Jon: then you're misinformed, and placing yourself at risk.
If you give notice to enter and the tenants consent, fine.
If you give notice to enter, and the tenants don't reply... questionable. If they've always previously agreed, you may have grounds that this suggests implied permission to enter (especially if it's in the contract they signed, which may demonstrate assent even though it's not enforceable), but it's not set in stone and most decent landlords would make alternative attempts to contact the tenant. The tenants can't be one missed email/letter/voicemail from you entering the property without their knowledge or consent.
If you give notice to enter, and the tenant says: not on that day, or not unless I can be there, then you can't enter and need to find a compromise. To just overrule the tenant's stated wishes would be very unwise, even for a gas safety check. Again: laws and covenants can contradict each other (in this case you're legally obliged to do the gas safety check, but legally unable to force access), so it's about finding a workable solution.

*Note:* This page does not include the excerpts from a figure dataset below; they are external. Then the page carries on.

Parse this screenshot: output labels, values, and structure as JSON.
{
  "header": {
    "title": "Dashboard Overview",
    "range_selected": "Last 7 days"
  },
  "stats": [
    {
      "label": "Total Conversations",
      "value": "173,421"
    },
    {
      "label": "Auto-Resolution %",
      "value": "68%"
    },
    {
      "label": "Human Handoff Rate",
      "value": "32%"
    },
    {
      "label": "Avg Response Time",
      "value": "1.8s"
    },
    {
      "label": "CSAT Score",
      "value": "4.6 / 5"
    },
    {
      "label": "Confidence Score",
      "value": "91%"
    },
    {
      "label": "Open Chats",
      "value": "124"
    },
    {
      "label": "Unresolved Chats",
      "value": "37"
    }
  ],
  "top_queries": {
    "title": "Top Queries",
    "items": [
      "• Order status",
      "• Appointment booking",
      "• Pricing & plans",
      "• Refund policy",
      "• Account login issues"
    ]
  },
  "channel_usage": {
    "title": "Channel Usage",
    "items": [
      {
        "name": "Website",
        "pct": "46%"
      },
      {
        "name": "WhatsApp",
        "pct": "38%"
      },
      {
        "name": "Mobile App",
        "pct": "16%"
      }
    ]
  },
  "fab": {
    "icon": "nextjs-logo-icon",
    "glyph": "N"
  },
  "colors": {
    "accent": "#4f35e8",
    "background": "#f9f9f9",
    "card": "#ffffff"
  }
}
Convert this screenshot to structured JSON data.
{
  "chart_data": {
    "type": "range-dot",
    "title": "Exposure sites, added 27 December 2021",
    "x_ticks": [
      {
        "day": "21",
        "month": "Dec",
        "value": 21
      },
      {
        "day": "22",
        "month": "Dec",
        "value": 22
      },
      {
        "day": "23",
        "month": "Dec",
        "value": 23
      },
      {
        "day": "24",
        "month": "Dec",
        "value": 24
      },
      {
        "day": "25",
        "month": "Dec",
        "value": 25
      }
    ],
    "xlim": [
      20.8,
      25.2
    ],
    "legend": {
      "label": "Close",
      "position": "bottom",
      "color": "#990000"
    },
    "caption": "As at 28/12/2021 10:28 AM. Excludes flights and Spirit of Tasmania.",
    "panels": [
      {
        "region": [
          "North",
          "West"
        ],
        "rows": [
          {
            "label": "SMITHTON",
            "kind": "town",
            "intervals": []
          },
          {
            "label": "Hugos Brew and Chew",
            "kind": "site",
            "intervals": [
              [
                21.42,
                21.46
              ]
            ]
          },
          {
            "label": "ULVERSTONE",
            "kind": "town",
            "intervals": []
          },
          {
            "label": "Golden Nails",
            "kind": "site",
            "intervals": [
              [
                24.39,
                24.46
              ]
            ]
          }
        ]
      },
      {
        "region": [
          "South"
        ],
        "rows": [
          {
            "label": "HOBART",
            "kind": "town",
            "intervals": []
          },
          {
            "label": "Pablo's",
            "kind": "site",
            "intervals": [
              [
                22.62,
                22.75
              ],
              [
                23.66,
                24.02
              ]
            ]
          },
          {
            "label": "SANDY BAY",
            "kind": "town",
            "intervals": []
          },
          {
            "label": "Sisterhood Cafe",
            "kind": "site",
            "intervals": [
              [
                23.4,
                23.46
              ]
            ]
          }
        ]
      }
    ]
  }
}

If you give notice to enter and the clients continually refuse or obstruct, you need to take further legal steps. This still doesn't mean you can just let yourself in. Maybe, if it came to court, you wouldn't be prosecuted, but that's not a given.
Where there are contradictory covenants, you can't just pick the one which suits you. You have to see how the law is interpreted; currently, it's considered that entering against a tenant's wishes is a serious mistake, and that the covenant you quoted is not reasonable defense in a non-emergency situation. Your opinion that nobody would uphold a civil complaint about you entering without permission, because it's for a gas safety check, does not fully reflect the legal reality. The HSE gives a suggested course of action for uncooperative tenants - but it doesn't say hey, they're being silly, of course you can let yourself in.
Yes - tenants who won't allow gas inspections at all are being very difficult and acting against their own interests. If all else fails, a landlord could take legal measures to get access (an injunction, I think? or a warrant of entry, if it's a council property), or terminate the contract at the soonest legal point, or sue the client for damages resulting from lack of access. All liability for gas-related injuries, even death, would arguably lie with the tenant, if the landlord can prove they've taken all possible reasonable steps to inform the tenant of how vital the gas safety inspection is, and repeatedly tried to find an acceptable course of access, and probably co-opted neutral third party help (the gas company?) to tell the client this really is vital.
But none of that means the landlord can just enter, even if they think the tenant's being ridiculous/mad/difficult. Your opinion on their behaviour has no bearing on the legal situation. If you just google 'landlord access for gas safety check' you'll see so many landlord-oriented sites and legal blogs describing how complicated and frustrating this situation can be when a landlord has a completely uncommunicative or hostile tenant.
A tenant who will permit access under certain conditions is not uncommunicative or hostile, however irritating you find them.
(Apologies for the long post, but access is complicated and there's no way I can say either 'yeah, landlords can give notice and go ahead, no problem!' or 'no, tell your landlord to bugger off, end of!'.)